Combining Climate Model Predictions, Hydrological Modeling, and Ecological Niche Modeling Algorithms to Predict the Impacts of Climate Change on Aquatic BiodiversityEPA Grant Number: R834195
Title: Combining Climate Model Predictions, Hydrological Modeling, and Ecological Niche Modeling Algorithms to Predict the Impacts of Climate Change on Aquatic Biodiversity
Investigators: Knouft, Jason
Institution: Saint Louis University - Main Campus
EPA Project Officer: Hiscock, Michael
Project Period: August 1, 2009 through July 31, 2011 (Extended to January 31, 2014)
Project Amount: $246,147
RFA: Consequences of Global Change for Water Quality (2008) RFA Text | Recipients Lists
Research Category: Ecological Indicators/Assessment/Restoration , Global Climate Change , Water and Watersheds , Ecosystems , Climate Change , Water
The primary objective of this research is to predict the impacts of climate change on aquatic biodiversity in United States river drainages. Global climate models will be integrated with a landscape hydrologic model and an ecological niche modeling algorithm to test three general hypotheses: 1) Climate data, when integrated with landscape hydrologic models, can accurately predict variation in current and future flow regimes in United States river drainages; 2) Ecological niche modeling algorithms, when used in conjunction with hydrologic model outputs and species distribution data, can accurately predict current and future distributions of aquatic taxa; and 3) Predicted changes in climate will differentially impact aquatic taxa, with some species experiencing decreases in future habitat availability while other species experience increases in the amount of available habitat.
The objectives of this research will be achieved by integrating data derived from three regionally downscaled global climate models with the landscape-based Soil and Water Assessment Tool (SWAT) hydrologic model to predict changes in flow characteristics and water temperatures in United States river drainages based on climate change scenarios. These hydrologic data will then be used to predict the potential impacts of climate change on distributions of a variety of taxonomic groups, including fishes, crayfishes, and mollusks, in Illinois and Alabama using a maximum entropy ecological niche modeling algorithm (Maxent). Illinois and Alabama support relatively high levels of biodiversity and threatened species and there is also an unusually robust amount of species locality data available for these states. In this study, these areas will serve as models to understand the potential impacts of climate change on aquatic communities in the coming decades. The impact of climate change on fishes will be similarly assessed in five major river drainages in different regions of the United States. The predicted changes in hydrologic characteristics in each region will be integrated with freshwater fish species distribution data to predict the response of these species to changes in climate and assess potential regional differences in biodiversity impacts based on climate change scenarios.

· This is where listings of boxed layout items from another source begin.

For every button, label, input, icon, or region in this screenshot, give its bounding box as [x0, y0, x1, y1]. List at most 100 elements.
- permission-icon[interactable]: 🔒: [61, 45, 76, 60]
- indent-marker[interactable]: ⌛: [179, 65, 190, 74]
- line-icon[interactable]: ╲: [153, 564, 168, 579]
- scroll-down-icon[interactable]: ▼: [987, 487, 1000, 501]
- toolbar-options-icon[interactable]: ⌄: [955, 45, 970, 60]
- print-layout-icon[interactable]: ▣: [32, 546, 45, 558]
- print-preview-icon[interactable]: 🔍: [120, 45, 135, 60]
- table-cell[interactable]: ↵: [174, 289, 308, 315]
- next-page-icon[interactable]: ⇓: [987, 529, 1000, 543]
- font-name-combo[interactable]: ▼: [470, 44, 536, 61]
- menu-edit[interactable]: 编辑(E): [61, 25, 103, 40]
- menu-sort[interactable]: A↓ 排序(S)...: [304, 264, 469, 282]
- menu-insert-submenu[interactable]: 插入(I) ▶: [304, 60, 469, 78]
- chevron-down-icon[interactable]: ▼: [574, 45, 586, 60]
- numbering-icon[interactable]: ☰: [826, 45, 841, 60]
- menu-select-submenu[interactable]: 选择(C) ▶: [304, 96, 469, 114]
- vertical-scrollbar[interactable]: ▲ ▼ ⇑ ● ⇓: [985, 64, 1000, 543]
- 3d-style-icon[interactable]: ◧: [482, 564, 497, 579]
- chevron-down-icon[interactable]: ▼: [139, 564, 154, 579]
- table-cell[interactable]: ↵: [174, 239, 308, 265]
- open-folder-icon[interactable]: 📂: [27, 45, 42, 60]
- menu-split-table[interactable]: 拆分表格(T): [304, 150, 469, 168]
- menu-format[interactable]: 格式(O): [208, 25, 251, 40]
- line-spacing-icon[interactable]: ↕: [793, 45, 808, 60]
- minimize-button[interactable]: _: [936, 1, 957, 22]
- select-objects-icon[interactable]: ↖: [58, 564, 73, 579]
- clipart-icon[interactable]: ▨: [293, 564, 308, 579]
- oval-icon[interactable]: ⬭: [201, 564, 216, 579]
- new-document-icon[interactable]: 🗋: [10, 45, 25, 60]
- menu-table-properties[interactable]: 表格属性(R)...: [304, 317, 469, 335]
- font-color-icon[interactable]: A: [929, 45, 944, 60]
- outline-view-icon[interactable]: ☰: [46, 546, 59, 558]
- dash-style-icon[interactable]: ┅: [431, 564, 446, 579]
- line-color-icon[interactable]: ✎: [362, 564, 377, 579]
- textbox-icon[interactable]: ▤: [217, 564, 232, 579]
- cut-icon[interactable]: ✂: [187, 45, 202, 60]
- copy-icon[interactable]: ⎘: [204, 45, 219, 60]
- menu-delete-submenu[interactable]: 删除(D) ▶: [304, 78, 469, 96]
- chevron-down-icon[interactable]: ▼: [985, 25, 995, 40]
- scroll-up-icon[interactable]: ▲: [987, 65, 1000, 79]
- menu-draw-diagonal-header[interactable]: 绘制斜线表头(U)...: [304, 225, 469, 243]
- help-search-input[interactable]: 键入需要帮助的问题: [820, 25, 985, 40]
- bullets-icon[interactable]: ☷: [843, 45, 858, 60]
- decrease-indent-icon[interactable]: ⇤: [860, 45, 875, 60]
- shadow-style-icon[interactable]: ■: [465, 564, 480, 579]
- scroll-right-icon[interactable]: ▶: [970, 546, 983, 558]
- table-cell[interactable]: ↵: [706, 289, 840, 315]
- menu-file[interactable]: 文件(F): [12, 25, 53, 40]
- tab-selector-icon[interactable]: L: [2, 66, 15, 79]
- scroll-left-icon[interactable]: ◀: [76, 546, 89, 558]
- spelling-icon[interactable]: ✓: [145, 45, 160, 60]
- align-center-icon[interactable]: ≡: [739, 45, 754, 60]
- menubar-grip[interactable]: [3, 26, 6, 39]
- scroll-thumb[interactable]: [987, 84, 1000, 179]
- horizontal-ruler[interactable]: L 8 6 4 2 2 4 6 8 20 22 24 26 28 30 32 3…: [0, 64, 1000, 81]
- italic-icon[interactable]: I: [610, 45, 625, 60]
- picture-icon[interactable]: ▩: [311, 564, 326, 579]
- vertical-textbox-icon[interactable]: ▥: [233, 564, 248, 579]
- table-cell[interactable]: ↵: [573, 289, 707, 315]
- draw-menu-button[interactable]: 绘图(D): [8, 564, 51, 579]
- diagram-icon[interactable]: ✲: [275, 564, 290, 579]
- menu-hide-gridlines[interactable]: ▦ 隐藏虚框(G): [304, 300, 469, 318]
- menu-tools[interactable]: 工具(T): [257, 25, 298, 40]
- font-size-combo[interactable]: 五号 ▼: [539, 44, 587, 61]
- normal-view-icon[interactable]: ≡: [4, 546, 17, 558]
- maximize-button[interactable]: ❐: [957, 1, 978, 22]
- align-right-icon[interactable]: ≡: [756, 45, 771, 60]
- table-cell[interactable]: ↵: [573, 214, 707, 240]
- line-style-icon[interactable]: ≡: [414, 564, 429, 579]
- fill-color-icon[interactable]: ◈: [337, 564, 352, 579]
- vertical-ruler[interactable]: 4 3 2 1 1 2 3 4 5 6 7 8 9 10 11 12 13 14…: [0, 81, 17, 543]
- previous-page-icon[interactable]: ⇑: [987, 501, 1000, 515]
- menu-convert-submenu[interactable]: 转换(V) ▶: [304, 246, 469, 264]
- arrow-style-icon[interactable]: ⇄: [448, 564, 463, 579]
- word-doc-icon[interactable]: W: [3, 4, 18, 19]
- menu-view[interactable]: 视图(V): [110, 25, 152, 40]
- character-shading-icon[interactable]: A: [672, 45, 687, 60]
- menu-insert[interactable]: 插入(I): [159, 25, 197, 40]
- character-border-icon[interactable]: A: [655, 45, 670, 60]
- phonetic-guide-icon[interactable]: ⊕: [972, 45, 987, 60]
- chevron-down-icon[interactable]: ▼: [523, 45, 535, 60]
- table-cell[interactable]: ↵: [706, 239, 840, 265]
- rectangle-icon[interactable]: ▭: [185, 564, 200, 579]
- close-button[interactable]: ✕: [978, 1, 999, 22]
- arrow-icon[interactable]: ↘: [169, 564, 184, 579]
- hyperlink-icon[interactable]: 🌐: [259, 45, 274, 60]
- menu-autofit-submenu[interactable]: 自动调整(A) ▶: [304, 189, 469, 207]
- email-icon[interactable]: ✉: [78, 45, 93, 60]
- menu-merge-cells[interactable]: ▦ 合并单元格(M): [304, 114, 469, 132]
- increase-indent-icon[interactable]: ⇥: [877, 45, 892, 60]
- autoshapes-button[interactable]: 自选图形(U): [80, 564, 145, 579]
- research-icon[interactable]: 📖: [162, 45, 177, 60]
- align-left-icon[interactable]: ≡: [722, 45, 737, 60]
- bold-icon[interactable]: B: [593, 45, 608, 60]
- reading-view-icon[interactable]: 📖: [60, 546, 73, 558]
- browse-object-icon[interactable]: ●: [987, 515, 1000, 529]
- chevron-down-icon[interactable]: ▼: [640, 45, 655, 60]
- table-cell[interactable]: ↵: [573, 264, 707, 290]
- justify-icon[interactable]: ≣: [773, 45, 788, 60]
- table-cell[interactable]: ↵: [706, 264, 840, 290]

The results of this research will provide a broad taxonomic and regional assessment of the impacts of climate change on aquatic species in the United States by producing predictions of current and future habitat quality for aquatic taxa based on multiple climate change scenarios. The results will address key questions detailed in the program announcement including: 1) What are the potential impacts of climate change on streamflow regimes in different regions of the United States, and how will these changes affect aquatic ecosystems; and 2) How will climate change influence the availability of suitable aquatic habitat for vulnerable species?